Lo de Trump no es una rareza si se tienen en cuenta los resultados de
un estudio del psiquiatra Jonathan Davidson y su equipo para la Duke
University Medical Center, quienes tras analizar la conducta de los 37
primeros presidentes de EEUU llegaron a la conclusión de que la mitad de
ellos estaban tocados del ala, ya fuera porque sufrían de depresión,
como Madison o Lincoln, o un desorden bipolar, tal era el caso de
Jefferson o Roosevelt. El nuevo inquilino de la Casa Blanca no es, por
tanto, una excepción aunque en ninguno de sus antecesores se había
percibido tan claramente que estaba como las maracas de Machín.
Sería un error pensar que las enfermedades mentales se ceban
exclusivamente con los mandatarios estadounidenses. El propio Davidson
es el autor de un libro sobre los primeros ministros británicos, cuyas
conclusiones son bastante turbadoras. Desde el conde de Oxford, Robert
Walpole (1676-1745) a Tony Blair, un 75% de quienes ocuparon el cargo se
vieron afectados por depresiones severas, bipolaridad, demencia,
ansiedad social, diversas parafilias, o directamente eran alcohólicos,
dolencias que afectaron gravemente al ejercicio de sus funciones.
Hitler, según los informes de la CIA, lo tenía todo: histeria,
paranoia, esquizofrenia y hasta sifilofobia, que es sentir pánico a la
contaminación de la sangre. Stalin era un paranoico de libro, lo que
explicaría sus sangrientas purgas. El mundo ha sufrido a estos dementes
pero no faltan quienes afirman que un buen tarado puede salvar a un país
en tiempos de crisis graves.
Esta es la opinión del psiquiatra Nasir
Ghaemi, autor de Locuras de primera, donde establece que los
mejores líderes en etapas turbulentas de la historia son enfermos
mentales o mentalmente anormales. Sería el caso de Churchill, un
maniático depresivo cuya enfermedad le habría hecho entender desde el
primer momento las intenciones de Hitler dándole el coraje necesario
para hacerle frente.
El tal Davidson y su colega inglés David Owen creen haber
identificado el trastorno más común de los políticos que ostentan el
poder durante largos períodos de tiempo. Lo llaman síndrome de Hybris,
una especie de endiosamiento que les transforma en mesías, les hace
perder el contacto con la realidad y les provoca tales delirios de
grandeza que les impide rendir cuentas de sus actos a los simples
mortales porque sólo Dios o la historia pueden juzgarlos. Puede remitir
cuando el afectado cesa en el cargo o perpetuarse en su conducta. Aquí,
de natural modestos, venimos definiendo el fenómeno como el síndrome de
la Moncloa y hemos tenido ejemplos de ambos comportamientos. Ninguno se
ha librado, desde Suárez a Rajoy, aunque éste último ha conseguido
disimularlo con un atuendo para sus caminatas escasamente narcisista.

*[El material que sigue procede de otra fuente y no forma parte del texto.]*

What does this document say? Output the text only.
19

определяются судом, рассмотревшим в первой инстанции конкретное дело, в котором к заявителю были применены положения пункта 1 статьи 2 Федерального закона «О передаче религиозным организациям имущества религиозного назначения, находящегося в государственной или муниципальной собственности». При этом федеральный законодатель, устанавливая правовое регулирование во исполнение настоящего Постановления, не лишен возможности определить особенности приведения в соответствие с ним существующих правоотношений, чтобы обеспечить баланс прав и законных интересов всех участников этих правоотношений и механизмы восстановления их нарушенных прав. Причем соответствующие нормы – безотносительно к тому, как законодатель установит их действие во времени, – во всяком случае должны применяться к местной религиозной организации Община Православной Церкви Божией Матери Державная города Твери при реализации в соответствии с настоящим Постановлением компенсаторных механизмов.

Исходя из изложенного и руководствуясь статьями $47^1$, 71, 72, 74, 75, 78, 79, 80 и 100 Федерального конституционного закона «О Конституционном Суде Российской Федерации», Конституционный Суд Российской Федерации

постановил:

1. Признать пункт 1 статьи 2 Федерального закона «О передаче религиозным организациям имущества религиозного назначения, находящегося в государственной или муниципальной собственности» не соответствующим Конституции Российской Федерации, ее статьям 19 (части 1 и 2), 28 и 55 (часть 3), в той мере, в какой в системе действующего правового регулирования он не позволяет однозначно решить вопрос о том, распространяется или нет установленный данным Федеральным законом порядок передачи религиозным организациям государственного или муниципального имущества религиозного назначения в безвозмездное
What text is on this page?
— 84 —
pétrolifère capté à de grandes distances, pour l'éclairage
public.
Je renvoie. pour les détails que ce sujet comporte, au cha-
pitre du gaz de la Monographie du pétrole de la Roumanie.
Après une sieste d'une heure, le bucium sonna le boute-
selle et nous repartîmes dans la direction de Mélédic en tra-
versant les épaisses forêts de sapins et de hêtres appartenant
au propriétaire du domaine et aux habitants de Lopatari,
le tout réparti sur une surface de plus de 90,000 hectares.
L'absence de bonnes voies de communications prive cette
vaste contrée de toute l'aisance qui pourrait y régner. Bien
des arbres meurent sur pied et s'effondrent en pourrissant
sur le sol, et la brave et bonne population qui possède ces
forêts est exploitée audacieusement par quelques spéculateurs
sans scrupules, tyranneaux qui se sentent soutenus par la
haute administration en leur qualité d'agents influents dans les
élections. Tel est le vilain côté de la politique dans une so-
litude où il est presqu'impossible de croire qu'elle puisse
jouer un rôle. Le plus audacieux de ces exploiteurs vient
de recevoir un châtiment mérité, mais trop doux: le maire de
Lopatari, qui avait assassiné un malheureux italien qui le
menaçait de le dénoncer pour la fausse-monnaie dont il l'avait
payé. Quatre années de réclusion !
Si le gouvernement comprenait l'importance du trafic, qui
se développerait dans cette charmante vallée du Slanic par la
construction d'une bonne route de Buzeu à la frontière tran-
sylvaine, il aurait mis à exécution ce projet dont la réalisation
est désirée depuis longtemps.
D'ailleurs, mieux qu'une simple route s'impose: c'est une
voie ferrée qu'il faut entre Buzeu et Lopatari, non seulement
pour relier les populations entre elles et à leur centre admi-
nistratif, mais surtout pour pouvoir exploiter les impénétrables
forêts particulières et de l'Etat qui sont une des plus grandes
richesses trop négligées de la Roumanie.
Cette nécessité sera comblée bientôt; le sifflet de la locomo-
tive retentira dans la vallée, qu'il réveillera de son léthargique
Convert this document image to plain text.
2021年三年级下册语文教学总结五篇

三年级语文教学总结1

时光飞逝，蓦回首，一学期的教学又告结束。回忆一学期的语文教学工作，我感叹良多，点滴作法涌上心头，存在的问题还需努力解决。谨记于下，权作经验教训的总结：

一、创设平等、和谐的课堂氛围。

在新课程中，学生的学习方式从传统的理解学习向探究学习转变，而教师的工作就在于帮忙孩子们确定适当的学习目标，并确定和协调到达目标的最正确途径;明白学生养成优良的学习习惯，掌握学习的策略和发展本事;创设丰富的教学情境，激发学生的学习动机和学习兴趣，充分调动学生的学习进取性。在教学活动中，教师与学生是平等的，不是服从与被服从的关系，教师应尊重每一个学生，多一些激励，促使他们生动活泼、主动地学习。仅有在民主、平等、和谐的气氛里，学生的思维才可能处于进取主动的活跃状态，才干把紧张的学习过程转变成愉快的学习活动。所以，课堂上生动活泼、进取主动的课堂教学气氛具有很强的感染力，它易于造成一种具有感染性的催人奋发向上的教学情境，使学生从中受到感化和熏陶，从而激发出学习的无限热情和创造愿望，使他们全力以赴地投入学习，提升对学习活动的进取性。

No hace falta ser un especialista para detectar que los más afectados
por el virus han sido González y Aznar, que siguen instalados en sus
respectivos olimpos y hasta disponen de sacerdotes consagrados a su
culto. En el caso del estadista con bigote se ha llegado a detectar un
complejo de inferioridad mal resuelto, que le provoca intensos sudores
de arrogancia más allá de las axilas. El síndrome es tan contagioso que
no es preciso alcanzar la presidencia. Basta con añorar que en algún
momento las alfombras de Moncloa se extiendan a sus pies para notar sus
efectos. Tal vez sea cosa de los ácaros del polvo.
Que Trump no sea el único demente que nos gobierna no sirve de mucho
consuelo. Poe decía que sólo cuando un loco parece completamente sensato
es el momento de ponerle la camisa de fuerza. Aún no se ha dado el
caso. Su enajenación no tiene nada de transitoria. No hay esperanzas de
que recupere la cordura porque carece de su recuerdo.